Jeanne comes to Thinc with over a decade of experience in exhibition design, concept development, and museum planning. She recently curated and directed the award-winning Jones Beach Energy & Nature Center, the first Center in the New York State Parks system to explore coastal resilience and the impact of energy infrastructure on ecological systems. The Center, which was a Governor’s capital project, has been honored with nine awards for architectural and exhibition design and was featured in a Museum of Modern Art exhibition in 2023. Jeanne’s work as Special Assistant, Chief Curator, and Director of the Center from 2020-2023 included the creation of two audio tours in English, Spanish, Mandarin, and ASL, a 300-page high school curriculum, a NYS-certified teacher’s academy, and a suite of inclusive design features (Braille panels, audio descriptive tour, ASL video tour, and tactile elements).
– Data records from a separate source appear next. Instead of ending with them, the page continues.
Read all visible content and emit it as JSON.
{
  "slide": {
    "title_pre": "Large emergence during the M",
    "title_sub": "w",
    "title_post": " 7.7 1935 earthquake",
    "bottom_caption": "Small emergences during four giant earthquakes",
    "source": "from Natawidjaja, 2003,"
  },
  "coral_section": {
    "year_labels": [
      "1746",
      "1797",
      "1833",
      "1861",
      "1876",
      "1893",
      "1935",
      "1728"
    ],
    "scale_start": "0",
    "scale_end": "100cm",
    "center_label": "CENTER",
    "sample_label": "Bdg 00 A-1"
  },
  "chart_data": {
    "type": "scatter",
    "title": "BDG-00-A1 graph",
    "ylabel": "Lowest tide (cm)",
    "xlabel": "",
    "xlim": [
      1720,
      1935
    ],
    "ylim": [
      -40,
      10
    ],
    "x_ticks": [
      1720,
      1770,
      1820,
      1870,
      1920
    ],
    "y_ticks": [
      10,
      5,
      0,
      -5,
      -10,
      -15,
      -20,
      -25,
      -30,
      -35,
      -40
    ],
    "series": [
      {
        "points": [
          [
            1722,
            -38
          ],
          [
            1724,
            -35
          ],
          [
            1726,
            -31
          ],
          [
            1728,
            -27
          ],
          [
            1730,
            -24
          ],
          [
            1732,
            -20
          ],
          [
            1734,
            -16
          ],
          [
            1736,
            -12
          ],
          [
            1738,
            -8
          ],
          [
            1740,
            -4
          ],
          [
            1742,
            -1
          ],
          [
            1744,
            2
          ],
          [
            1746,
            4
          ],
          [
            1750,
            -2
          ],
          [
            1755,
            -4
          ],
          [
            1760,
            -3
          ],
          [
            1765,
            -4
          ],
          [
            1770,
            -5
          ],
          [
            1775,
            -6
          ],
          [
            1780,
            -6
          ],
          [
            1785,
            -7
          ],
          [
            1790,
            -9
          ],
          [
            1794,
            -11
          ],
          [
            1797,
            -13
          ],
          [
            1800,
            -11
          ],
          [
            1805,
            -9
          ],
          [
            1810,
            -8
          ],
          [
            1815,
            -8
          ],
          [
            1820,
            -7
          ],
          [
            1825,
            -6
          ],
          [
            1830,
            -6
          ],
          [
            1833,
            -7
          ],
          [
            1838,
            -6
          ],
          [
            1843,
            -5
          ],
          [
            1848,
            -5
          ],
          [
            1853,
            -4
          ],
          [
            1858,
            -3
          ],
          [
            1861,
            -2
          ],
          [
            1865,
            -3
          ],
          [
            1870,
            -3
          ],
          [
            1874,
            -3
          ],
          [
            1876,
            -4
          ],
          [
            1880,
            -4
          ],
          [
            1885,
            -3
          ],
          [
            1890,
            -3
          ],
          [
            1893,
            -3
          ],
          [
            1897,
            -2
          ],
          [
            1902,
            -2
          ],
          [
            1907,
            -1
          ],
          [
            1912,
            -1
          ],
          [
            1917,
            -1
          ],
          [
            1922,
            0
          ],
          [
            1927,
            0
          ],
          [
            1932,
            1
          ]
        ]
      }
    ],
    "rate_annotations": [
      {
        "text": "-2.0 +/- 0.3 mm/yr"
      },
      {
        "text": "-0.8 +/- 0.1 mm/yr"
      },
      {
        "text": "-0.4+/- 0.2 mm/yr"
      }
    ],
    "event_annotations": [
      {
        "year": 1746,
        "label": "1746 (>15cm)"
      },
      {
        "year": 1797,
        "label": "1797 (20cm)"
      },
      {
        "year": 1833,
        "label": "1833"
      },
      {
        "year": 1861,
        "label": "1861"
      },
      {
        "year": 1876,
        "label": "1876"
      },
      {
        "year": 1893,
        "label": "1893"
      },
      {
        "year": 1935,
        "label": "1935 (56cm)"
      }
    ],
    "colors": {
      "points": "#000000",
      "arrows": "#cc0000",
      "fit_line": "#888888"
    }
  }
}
While at Parks from 2019-2023, Jeanne also created a digital Long Island Water Atlas for a new Visitor Center at Hempstead Lake State Park (2022), and is currently chief curator of a new exhibition on tree science and landscape history for a Visitor Center at the Bayard Cutting Arboretum (opening 2024).
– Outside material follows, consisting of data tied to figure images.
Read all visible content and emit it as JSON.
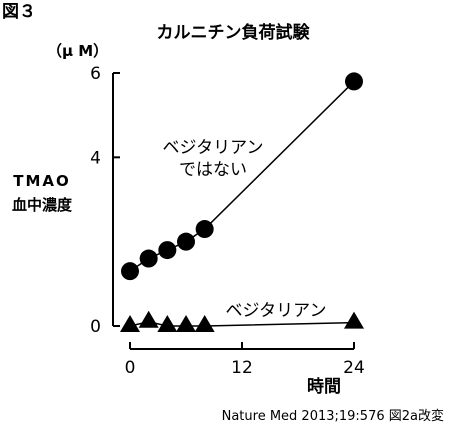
{
  "figure_label": "図３",
  "source": "Nature Med 2013;19:576 図2a改変",
  "chart_data": {
    "type": "line",
    "title": "カルニチン負荷試験",
    "ylabel_lines": [
      "TMAO",
      "血中濃度"
    ],
    "yunit": "（μ M）",
    "xlabel": "時間",
    "xlim": [
      0,
      24
    ],
    "ylim": [
      0,
      6
    ],
    "xticks": [
      0,
      12,
      24
    ],
    "yticks": [
      0,
      4,
      6
    ],
    "grid": false,
    "legend": "none",
    "series": [
      {
        "name_lines": [
          "ベジタリアン",
          "ではない"
        ],
        "marker": "circle",
        "x": [
          0,
          2,
          4,
          6,
          8,
          24
        ],
        "y": [
          1.3,
          1.6,
          1.8,
          2.0,
          2.3,
          5.8
        ]
      },
      {
        "name_lines": [
          "ベジタリアン"
        ],
        "marker": "triangle",
        "x": [
          0,
          2,
          4,
          6,
          8,
          24
        ],
        "y": [
          0.0,
          0.1,
          0.0,
          0.0,
          0.0,
          0.08
        ]
      }
    ]
  }
}
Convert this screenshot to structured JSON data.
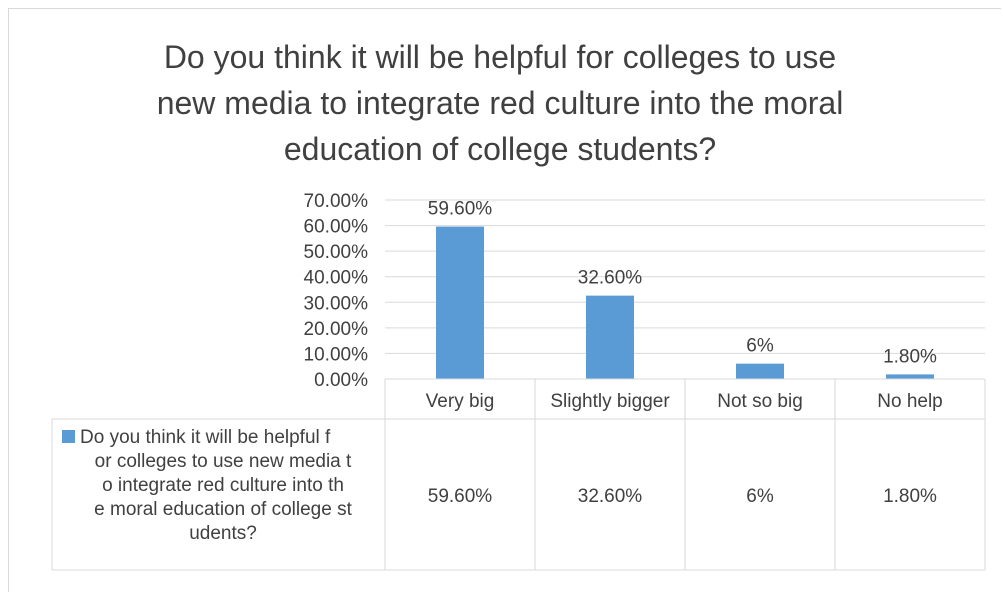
{
  "chart_data": {
    "type": "bar",
    "title": "Do you think it will be helpful for colleges to use new media to integrate red culture into the moral education of college students?",
    "title_lines": [
      "Do you think it will be helpful for colleges to use",
      "new media to integrate red culture into the moral",
      "education of college students?"
    ],
    "categories": [
      "Very big",
      "Slightly bigger",
      "Not so big",
      "No help"
    ],
    "series": [
      {
        "name": "Do you think it will be helpful for colleges to use new media to integrate red culture into the moral education of college students?",
        "values": [
          59.6,
          32.6,
          6,
          1.8
        ],
        "labels": [
          "59.60%",
          "32.60%",
          "6%",
          "1.80%"
        ],
        "color": "#5b9bd5"
      }
    ],
    "legend_table_label_lines": [
      "Do you think it will be helpful f",
      "or colleges to use new media t",
      "o integrate red culture into th",
      "e moral education of college st",
      "udents?"
    ],
    "yticks": [
      "0.00%",
      "10.00%",
      "20.00%",
      "30.00%",
      "40.00%",
      "50.00%",
      "60.00%",
      "70.00%"
    ],
    "ylim": [
      0,
      70
    ],
    "grid": true,
    "legend": "data table"
  }
}
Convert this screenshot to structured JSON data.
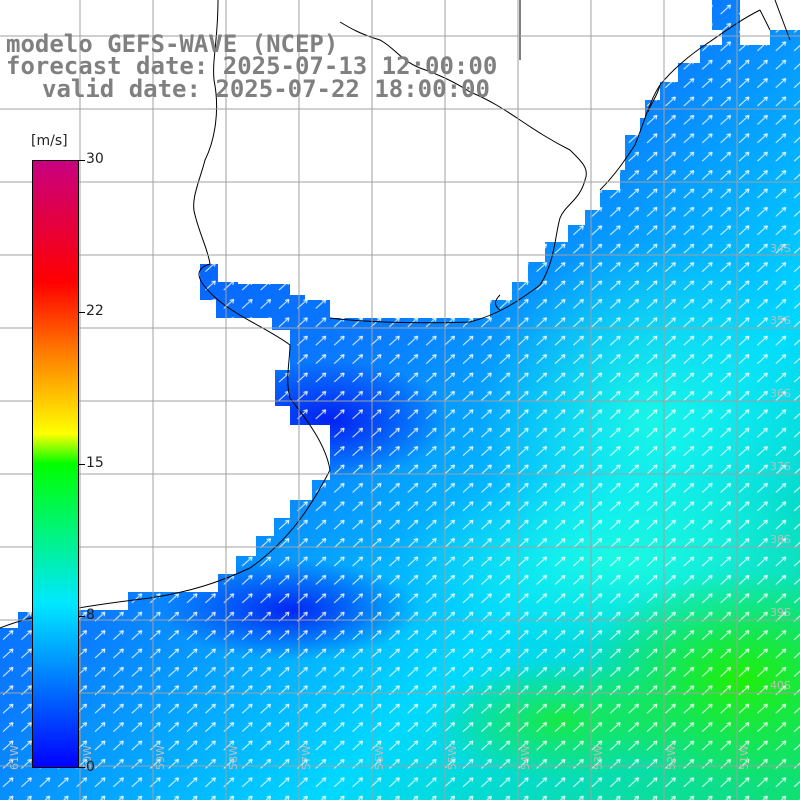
{
  "title": {
    "line1": "modelo GEFS-WAVE (NCEP)",
    "line2": "forecast date: 2025-07-13 12:00:00",
    "line3": "valid date: 2025-07-22 18:00:00"
  },
  "colorbar": {
    "unit": "[m/s]",
    "ticks": [
      "30",
      "22",
      "15",
      "8",
      "0"
    ],
    "tick_values": [
      30,
      22,
      15,
      8,
      0
    ],
    "colors": [
      "#0000ff",
      "#00e8ff",
      "#00ff00",
      "#ffff00",
      "#ff8000",
      "#ff0000",
      "#c80080"
    ]
  },
  "map": {
    "lat_labels": [
      "34S",
      "35S",
      "36S",
      "37S",
      "38S",
      "39S",
      "40S"
    ],
    "lon_labels": [
      "61W",
      "60W",
      "59W",
      "58W",
      "57W",
      "56W",
      "55W",
      "54W",
      "53W",
      "52W",
      "51W"
    ],
    "land_color": "#ffffff",
    "grid_color": "#a0a0a0"
  }
}
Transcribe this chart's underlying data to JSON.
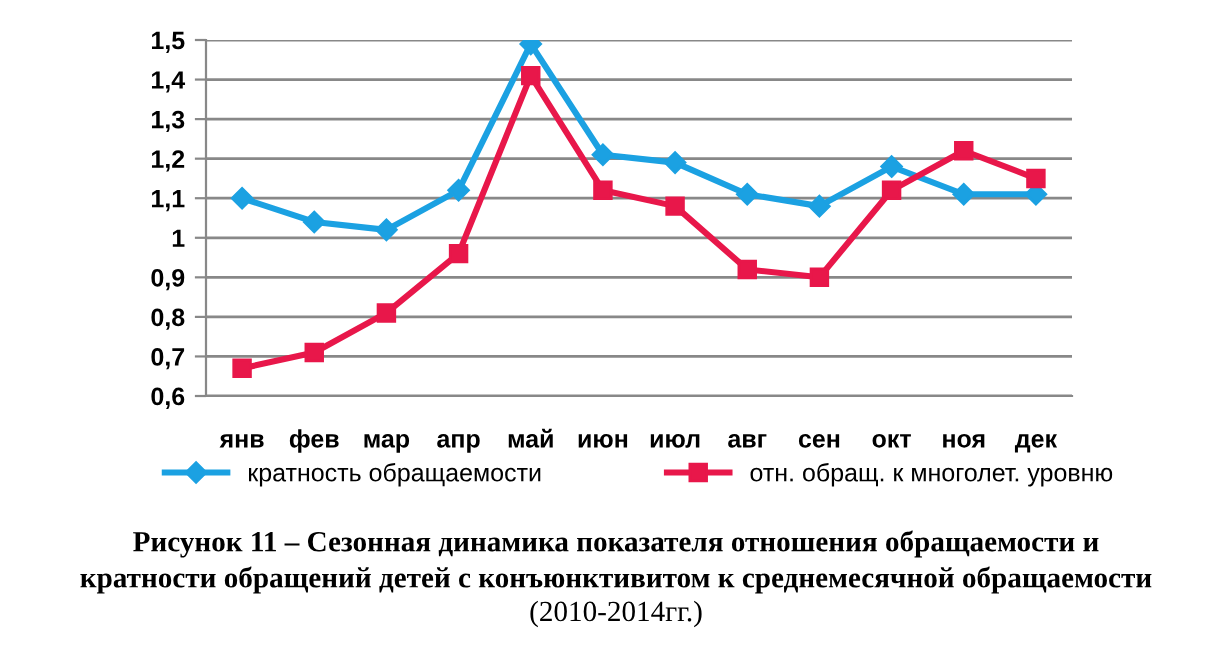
{
  "chart_data": {
    "type": "line",
    "categories": [
      "янв",
      "фев",
      "мар",
      "апр",
      "май",
      "июн",
      "июл",
      "авг",
      "сен",
      "окт",
      "ноя",
      "дек"
    ],
    "series": [
      {
        "name": "кратность обращаемости",
        "color": "#1ba1e2",
        "marker": "diamond",
        "values": [
          1.1,
          1.04,
          1.02,
          1.12,
          1.49,
          1.21,
          1.19,
          1.11,
          1.08,
          1.18,
          1.11,
          1.11
        ]
      },
      {
        "name": "отн. обращ. к многолет. уровню",
        "color": "#e8174a",
        "marker": "square",
        "values": [
          0.67,
          0.71,
          0.81,
          0.96,
          1.41,
          1.12,
          1.08,
          0.92,
          0.9,
          1.12,
          1.22,
          1.15
        ]
      }
    ],
    "ylim": [
      0.6,
      1.5
    ],
    "yticks": [
      {
        "value": 0.6,
        "label": "0,6"
      },
      {
        "value": 0.7,
        "label": "0,7"
      },
      {
        "value": 0.8,
        "label": "0,8"
      },
      {
        "value": 0.9,
        "label": "0,9"
      },
      {
        "value": 1,
        "label": "1"
      },
      {
        "value": 1.1,
        "label": "1,1"
      },
      {
        "value": 1.2,
        "label": "1,2"
      },
      {
        "value": 1.3,
        "label": "1,3"
      },
      {
        "value": 1.4,
        "label": "1,4"
      },
      {
        "value": 1.5,
        "label": "1,5"
      }
    ],
    "grid": "y",
    "legend": "bottom",
    "line_style": "solid",
    "annotations": [
      "Рисунок 11 – Сезонная динамика показателя отношения обращаемости и",
      "кратности обращений детей с конъюнктивитом к среднемесячной обращаемости",
      "(2010-2014гг.)"
    ]
  }
}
Prior to joining NYS Parks, Jeanne co-curated the exhibition Hudson Rising (2019) at the New-York Historical Society, which explored two centuries of ecological change and environmental thinking along the Hudson River. The exhibition was widely celebrated by reviewers, one of whom wrote that it was “one of the most sophisticated, and yet completely accessible (and fun!) overviews of the relationship between New York City history and the Hudson River that [they had] ever encountered.”
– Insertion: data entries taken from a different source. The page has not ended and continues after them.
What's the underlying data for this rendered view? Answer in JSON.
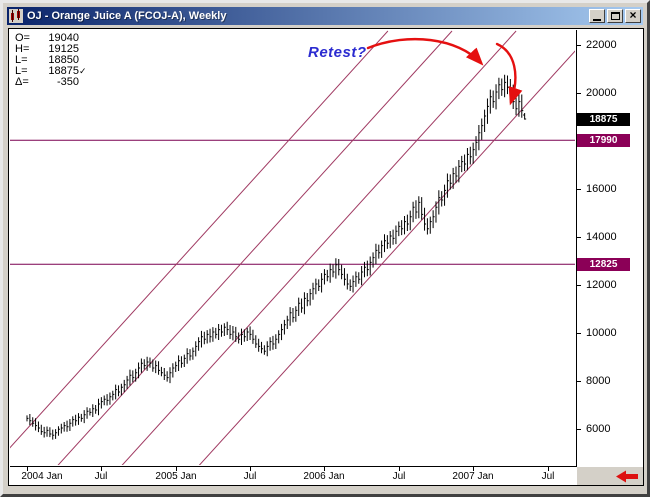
{
  "window": {
    "title": "OJ - Orange Juice A (FCOJ-A), Weekly"
  },
  "icons": {
    "close": "×",
    "minimize": "minimize-bar",
    "maximize": "maximize-box",
    "app": "mini-candlestick",
    "scroll_latest": "red-left-arrow"
  },
  "legend": {
    "rows": [
      {
        "label": "O=",
        "value": "19040"
      },
      {
        "label": "H=",
        "value": "19125"
      },
      {
        "label": "L=",
        "value": "18850"
      },
      {
        "label": "L=",
        "value": "18875",
        "suffix": "✓"
      },
      {
        "label": "Δ=",
        "value": "-350"
      }
    ]
  },
  "annotation": {
    "text": "Retest?",
    "arrows": [
      "M358,18 C398,2 448,8 471,33",
      "M487,14 C505,22 510,45 501,72"
    ]
  },
  "price_axis": {
    "ticks": [
      22000,
      20000,
      18000,
      16000,
      14000,
      12000,
      10000,
      8000,
      6000
    ],
    "current_price_box": "18875",
    "level_boxes": [
      "17990",
      "12825"
    ]
  },
  "time_axis": {
    "ticks": [
      {
        "week": 0,
        "month": "Jan",
        "year": "2004"
      },
      {
        "week": 26,
        "month": "Jul"
      },
      {
        "week": 52,
        "month": "Jan",
        "year": "2005"
      },
      {
        "week": 78,
        "month": "Jul"
      },
      {
        "week": 104,
        "month": "Jan",
        "year": "2006"
      },
      {
        "week": 130,
        "month": "Jul"
      },
      {
        "week": 156,
        "month": "Jan",
        "year": "2007"
      },
      {
        "week": 182,
        "month": "Jul"
      }
    ]
  },
  "chart_data": {
    "type": "bar",
    "subtype": "ohlc-weekly-bars",
    "title": "OJ - Orange Juice A (FCOJ-A), Weekly",
    "x_unit": "week",
    "x_start": "Jan 2004",
    "x_end": "May 2007",
    "ylim": [
      4500,
      22500
    ],
    "y_ticks": [
      22000,
      20000,
      18000,
      16000,
      14000,
      12000,
      10000,
      8000,
      6000
    ],
    "closes": [
      6400,
      6300,
      6200,
      6100,
      6000,
      5850,
      5800,
      5900,
      5750,
      5700,
      5800,
      5950,
      6000,
      6100,
      6050,
      6200,
      6350,
      6300,
      6450,
      6400,
      6550,
      6700,
      6650,
      6800,
      6750,
      7000,
      7100,
      7200,
      7150,
      7300,
      7400,
      7600,
      7500,
      7700,
      7800,
      8000,
      8200,
      8100,
      8300,
      8500,
      8700,
      8600,
      8750,
      8700,
      8500,
      8600,
      8400,
      8300,
      8200,
      8100,
      8300,
      8500,
      8600,
      8800,
      8700,
      8900,
      9100,
      9000,
      9200,
      9400,
      9600,
      9800,
      9700,
      9900,
      9800,
      10000,
      9900,
      10100,
      10000,
      10200,
      10100,
      9900,
      10000,
      9800,
      9700,
      9900,
      9800,
      10000,
      9900,
      9700,
      9500,
      9400,
      9300,
      9200,
      9400,
      9600,
      9500,
      9700,
      9900,
      10100,
      10300,
      10500,
      10800,
      10600,
      10900,
      11200,
      11000,
      11400,
      11300,
      11600,
      11800,
      12000,
      11900,
      12200,
      12400,
      12300,
      12600,
      12500,
      12800,
      12600,
      12400,
      12200,
      12000,
      11900,
      12100,
      12300,
      12200,
      12500,
      12700,
      12600,
      12900,
      13100,
      13400,
      13300,
      13600,
      13800,
      13700,
      14000,
      13900,
      14200,
      14400,
      14300,
      14600,
      14500,
      14800,
      15200,
      15000,
      15400,
      14900,
      14500,
      14300,
      14600,
      14800,
      15200,
      15600,
      15500,
      15900,
      16300,
      16200,
      16600,
      16500,
      16900,
      17100,
      17000,
      17400,
      17300,
      17600,
      17900,
      18300,
      18600,
      19000,
      19400,
      19800,
      19600,
      20000,
      20300,
      20100,
      20400,
      20200,
      20000,
      19600,
      19300,
      19600,
      19225,
      18875
    ],
    "last_bar": {
      "open": 19040,
      "high": 19125,
      "low": 18850,
      "close": 18875,
      "change": -350
    },
    "current_price": 18875,
    "horizontal_levels": [
      17990,
      12825
    ],
    "trend_channel": {
      "lines": [
        {
          "week1": -11.8,
          "price1": 4417,
          "week2": 126.2,
          "price2": 22542
        },
        {
          "week1": 10.6,
          "price1": 4417,
          "week2": 148.6,
          "price2": 22542
        },
        {
          "week1": 33.0,
          "price1": 4417,
          "week2": 171.0,
          "price2": 22542
        },
        {
          "week1": 60.0,
          "price1": 4417,
          "week2": 198.0,
          "price2": 22542
        }
      ]
    }
  },
  "colors": {
    "titlebar_left": "#0a246a",
    "titlebar_right": "#a6caf0",
    "window_bg": "#d4d0c8",
    "plot_bg": "#ffffff",
    "bar_color": "#000000",
    "trendline_color": "#a03a62",
    "level_line_color": "#7a0051",
    "level_box_bg": "#8b0057",
    "level_box_fg": "#ffffff",
    "price_box_bg": "#000000",
    "price_box_fg": "#ffffff",
    "annotation_color": "#2b2bd0",
    "arrow_color": "#e51010",
    "axis_text": "#000000"
  }
}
Jeanne first began curating exhibitions during her time as a fellow at the Harvard University Graduate School of Design (2006-2008) and while writing her first book, The View from Above: The Science of Social Space (MIT Press, 2013). She was hooked by the challenge, and continued curating exhibitions on her own academic research while teaching in the Urban Studies Department at Brown University (2011-2012) and the Harvard University Department of the History of Science (2012-2015), and as the inaugural Mellon urban landscape studies fellow at Dumbarton Oaks Research Library & Collection (Harvard, 2015-2017). Her second book, the edited volume Landscapes of Housing: Design and Planning in the History of Environmental Thought, was published by Routledge Press in 2021. In addition to Brown and Harvard Universities, Jeanne was also Adjunct Associate Professor of Sustainable Development at Hofstra University from 2022-2023 and has taught at the ETH in Zürich (2010) and the Technical University of Berlin (2014). Her writings on landscape design history and theory have been published in The Guardian, the Atlantic, Urban Omnibus, Landscape Architecture Magazine, Arch+ (translated into German), and other publications and featured on BBC Radio 3.
An educator at heart, Jeanne approaches every design project as an opportunity to offer transformational experiences for visitors. Exhibitions offer spaces for reflection, social gathering, and inspiration that visitors can take with them when they leave. She hopes to provide museum-goers with new tools for seeing, understanding, and engaging with the complex world outside the museum’s doors.